Our enemies are obsessed with jamming our OODA Loops. They do not want us to have even a moment to think. An OODA loop is a decision making process: observe–orient–decide–act. We take in information, and we make a decision on how to act to change things. Our enemies keep distracting us with constantly changing information, and we keep getting stuck in the OO stage, never making decisions, never acting to change things, because we are constantly trying to figure out the nature of the trap we are caught in. But that is the trap we are caught in! We end up stuck in endless puzzling debates, making no productive plans to achieve victory in even one small way.
When a fresh news story gets hyped up, and people say “oh oh they are just distracting us”, it is THINKING TIME they are distracting us from. A moment for the dust to settle, for even a minute of propaganda-free time, to be able to make a plan to counter our enemy’s plans. They cannot allow us this minute. We are allowed no firm place to stand. They have to bombard us with useless factoids and storylines 24/7, little rabbit holes and dead-ends and intrigue and drama, or else we might form together into something capable of defeating their psychological operations. Distraction and overload is their primary weapon against us. Unfortunately, we keep falling for this trick.

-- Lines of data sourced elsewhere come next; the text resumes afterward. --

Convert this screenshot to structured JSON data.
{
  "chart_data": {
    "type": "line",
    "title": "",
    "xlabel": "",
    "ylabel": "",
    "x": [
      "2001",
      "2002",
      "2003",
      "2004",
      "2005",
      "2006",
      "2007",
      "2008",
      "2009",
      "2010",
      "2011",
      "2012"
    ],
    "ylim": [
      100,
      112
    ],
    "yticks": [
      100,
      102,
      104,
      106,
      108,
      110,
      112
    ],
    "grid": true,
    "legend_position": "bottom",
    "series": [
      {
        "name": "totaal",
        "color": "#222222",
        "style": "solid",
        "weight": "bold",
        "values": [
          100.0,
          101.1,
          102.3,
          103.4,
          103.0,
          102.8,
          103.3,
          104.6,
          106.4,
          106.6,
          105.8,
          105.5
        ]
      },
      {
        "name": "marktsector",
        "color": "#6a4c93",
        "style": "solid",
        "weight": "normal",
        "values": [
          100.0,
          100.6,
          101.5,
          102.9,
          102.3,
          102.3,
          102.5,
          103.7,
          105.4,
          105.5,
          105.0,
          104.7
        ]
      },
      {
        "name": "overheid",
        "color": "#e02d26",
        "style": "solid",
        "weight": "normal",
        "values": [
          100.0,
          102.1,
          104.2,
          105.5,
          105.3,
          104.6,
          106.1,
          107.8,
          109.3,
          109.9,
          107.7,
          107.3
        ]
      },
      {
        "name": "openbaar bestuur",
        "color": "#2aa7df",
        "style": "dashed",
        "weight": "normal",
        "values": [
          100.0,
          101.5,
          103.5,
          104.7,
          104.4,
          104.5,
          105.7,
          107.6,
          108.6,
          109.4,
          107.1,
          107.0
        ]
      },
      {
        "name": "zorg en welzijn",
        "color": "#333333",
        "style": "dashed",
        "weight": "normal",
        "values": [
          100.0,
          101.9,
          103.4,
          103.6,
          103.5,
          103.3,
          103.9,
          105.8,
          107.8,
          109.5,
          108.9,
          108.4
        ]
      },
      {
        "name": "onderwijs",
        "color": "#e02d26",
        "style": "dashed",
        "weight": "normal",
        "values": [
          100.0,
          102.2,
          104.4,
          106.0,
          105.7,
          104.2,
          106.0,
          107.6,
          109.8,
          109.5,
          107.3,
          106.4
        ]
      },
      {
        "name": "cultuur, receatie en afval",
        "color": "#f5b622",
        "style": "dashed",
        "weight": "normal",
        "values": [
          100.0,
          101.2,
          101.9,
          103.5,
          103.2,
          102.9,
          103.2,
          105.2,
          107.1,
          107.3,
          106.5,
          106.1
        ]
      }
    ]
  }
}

The OODA loop is the cycle observe–orient–decide–act, developed by military strategist and United States Air Force Colonel John Boyd. Boyd applied the concept to the combat operations process, often at the operational level during military campaigns. It is now also often applied to understand commercial operations and learning processes. The approach explains how agility can overcome raw power in dealing with human opponents. It is especially applicable to cyber security and cyberwarfare.[1]

The OODA loop has become an important concept in litigation,[2] business,[3]law enforcement,[4] and military strategy. According to Boyd, decision-making occurs in a recurring cycle of observe–orient–decide–act. An entity (whether an individual or an organization) that can process this cycle quickly, observing and reacting to unfolding events more rapidly than an opponent, can thereby “get inside” the opponent’s decision cycle and gain the advantage.